Google can be great answering those questions. It’s nice to type in the doctor’s name and find the practice’s website: physician name, photo, CV, office hours, driving directions. Everything I want to know is there. I don’t have to interrupt the receptionist to get my answers.
When I was sent to an orthopedist, it was a bonus that the practice’s website was linked to their EMR. Instead of phoning the office to set up an appointment and asking them to snail-mail me all the paperwork in advance, I was able to request an appointment online and fill-in-the-blanks electronically instead of filling out the paperwork longhand. It was great!
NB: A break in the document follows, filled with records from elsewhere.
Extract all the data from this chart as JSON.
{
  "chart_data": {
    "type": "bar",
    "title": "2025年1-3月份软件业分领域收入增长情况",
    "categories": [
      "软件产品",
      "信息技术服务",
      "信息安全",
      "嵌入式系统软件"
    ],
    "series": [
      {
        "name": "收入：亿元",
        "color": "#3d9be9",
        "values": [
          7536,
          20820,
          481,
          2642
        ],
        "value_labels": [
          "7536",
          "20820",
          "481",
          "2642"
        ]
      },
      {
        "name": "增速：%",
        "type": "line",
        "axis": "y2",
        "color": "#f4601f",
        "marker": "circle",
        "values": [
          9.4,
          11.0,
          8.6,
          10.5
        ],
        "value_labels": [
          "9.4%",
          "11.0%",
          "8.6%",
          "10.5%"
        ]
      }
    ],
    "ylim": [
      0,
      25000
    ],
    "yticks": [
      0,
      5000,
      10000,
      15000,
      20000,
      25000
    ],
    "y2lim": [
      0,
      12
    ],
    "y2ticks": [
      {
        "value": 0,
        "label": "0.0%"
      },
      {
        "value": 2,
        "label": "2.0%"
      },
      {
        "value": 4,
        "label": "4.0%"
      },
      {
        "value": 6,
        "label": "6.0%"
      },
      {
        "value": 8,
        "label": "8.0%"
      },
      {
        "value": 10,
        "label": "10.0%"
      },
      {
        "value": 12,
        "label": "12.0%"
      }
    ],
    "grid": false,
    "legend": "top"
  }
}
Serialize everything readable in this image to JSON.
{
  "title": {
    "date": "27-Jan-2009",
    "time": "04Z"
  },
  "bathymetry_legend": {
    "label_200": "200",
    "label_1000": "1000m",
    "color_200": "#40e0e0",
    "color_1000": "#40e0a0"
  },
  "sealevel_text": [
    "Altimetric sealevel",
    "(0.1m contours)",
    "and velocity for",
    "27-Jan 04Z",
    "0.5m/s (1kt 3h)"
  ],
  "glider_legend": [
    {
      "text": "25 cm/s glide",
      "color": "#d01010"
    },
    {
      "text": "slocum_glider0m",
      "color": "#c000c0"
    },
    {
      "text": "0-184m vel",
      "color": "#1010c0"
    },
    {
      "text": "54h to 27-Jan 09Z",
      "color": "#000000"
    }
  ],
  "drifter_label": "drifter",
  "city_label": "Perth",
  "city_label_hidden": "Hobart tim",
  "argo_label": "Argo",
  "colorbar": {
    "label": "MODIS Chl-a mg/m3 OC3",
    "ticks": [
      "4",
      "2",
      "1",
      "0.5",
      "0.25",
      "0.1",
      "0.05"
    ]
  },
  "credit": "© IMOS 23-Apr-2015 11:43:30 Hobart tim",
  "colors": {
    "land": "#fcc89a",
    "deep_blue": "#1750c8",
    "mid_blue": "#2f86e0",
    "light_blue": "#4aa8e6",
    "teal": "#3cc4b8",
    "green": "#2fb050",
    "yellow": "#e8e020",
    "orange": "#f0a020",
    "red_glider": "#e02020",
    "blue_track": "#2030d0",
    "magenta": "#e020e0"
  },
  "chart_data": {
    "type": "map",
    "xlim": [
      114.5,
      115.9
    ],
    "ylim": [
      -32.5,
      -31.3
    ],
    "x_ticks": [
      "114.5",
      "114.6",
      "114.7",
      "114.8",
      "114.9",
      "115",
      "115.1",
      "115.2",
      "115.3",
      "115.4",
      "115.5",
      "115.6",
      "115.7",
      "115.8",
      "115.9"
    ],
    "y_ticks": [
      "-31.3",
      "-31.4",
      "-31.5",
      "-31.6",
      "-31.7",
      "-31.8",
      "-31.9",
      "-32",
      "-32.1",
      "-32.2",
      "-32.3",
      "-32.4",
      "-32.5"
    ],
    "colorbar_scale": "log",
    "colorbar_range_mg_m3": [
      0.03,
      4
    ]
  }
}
At least it was great until I arrived for my appointment. At check-in they confirmed everything I’d entered online, then handed me a ream of paperwork and explained that they were in the process of switching from paper charts to electronic, and needed everyone to fill in all the bubbles so that the information could be scanned into the computer. When I pointed to her printouts and reminded her that my information was already in the new system, she took the Nazi defense (I’m just doing what I was told).
I spent 25 minutes filling out all the paperwork, repeating the information I’d entered online the week before and just confirmed at the check-in desk.
When I finally got to see the doctor, he had a paper chart in his hands, and I discovered that it was just the front office transitioning to EMR at that time. Despite the doctor accusing me of being type-A, the visit went well.* He did his exam, provided a treatment plan, and had me schedule a follow-up appointment.
When I returned eight weeks later, I was there the day the doctors went live with their new EMR. Rather, they tried to go live. Nobody was able to log in. Lucky me.
My first appointment with him had gone well, but the second one was a disaster. Even though I was the first appointment of the day, I sat in the waiting room an extra thirty minutes. At 8:30 in the morning the doctor was already two patients behind, and finally decided to see patients whether the computer was working or not. Unfortunately, the paper charts weren’t available. The MA had jotted down some basic notes, but it was obvious that it didn’t give the doctor enough information to work with. With no paper chart and no EMR, the doctor walked into the room having only a vague idea who I was, why I was there, and what he was following up on. He didn’t even know if the consultation note he’d been waiting for had arrived (it had, but I paid a whole lot of money to hear that he wouldn’t know what it said until they could get the computer working).
That’s a huge drawback to reliance on a computer. When your system is down, does everything come to a grinding halt?
There needs to be a backup plan. If the power is out, preventing computer access, it’s a problem. If the software has a glitch, everyone’s stuck. If patient records are half-way across the country and there’s a storm preventing internet access, patients might not get the treatment they need. It doesn’t really matter what the excuse is. If my doctor had stuck with paper charts, he would have had all the information he needed right at his fingertips.
The right software will make your job easier, not harder. If it won’t easily give you the information you need when you need it, then it’s not the right software for you. Computers are great tools, but they’re just tools. Think of other tools. I can grab a butter knife to tighten screws, but it’s easier (and more well done) to use a screwdriver.
Regardless of what business you’re in, smart shoppers don’t buy a database just so they can claim they’re computerized. First figure out what information you need to keep track of and what you want to do with it, then find a program that meets the criteria. That’s step one.
Step two is to invest in training. You can figure out a $40 program from an instruction manual, but quality high-end programs should include training and transition assistance in the purchase contract.
Thorough training is essential. So is a backup plan. My orthopedist didn’t have either one. I hate his EMR.
*I’m not type-A; I’m just well organized.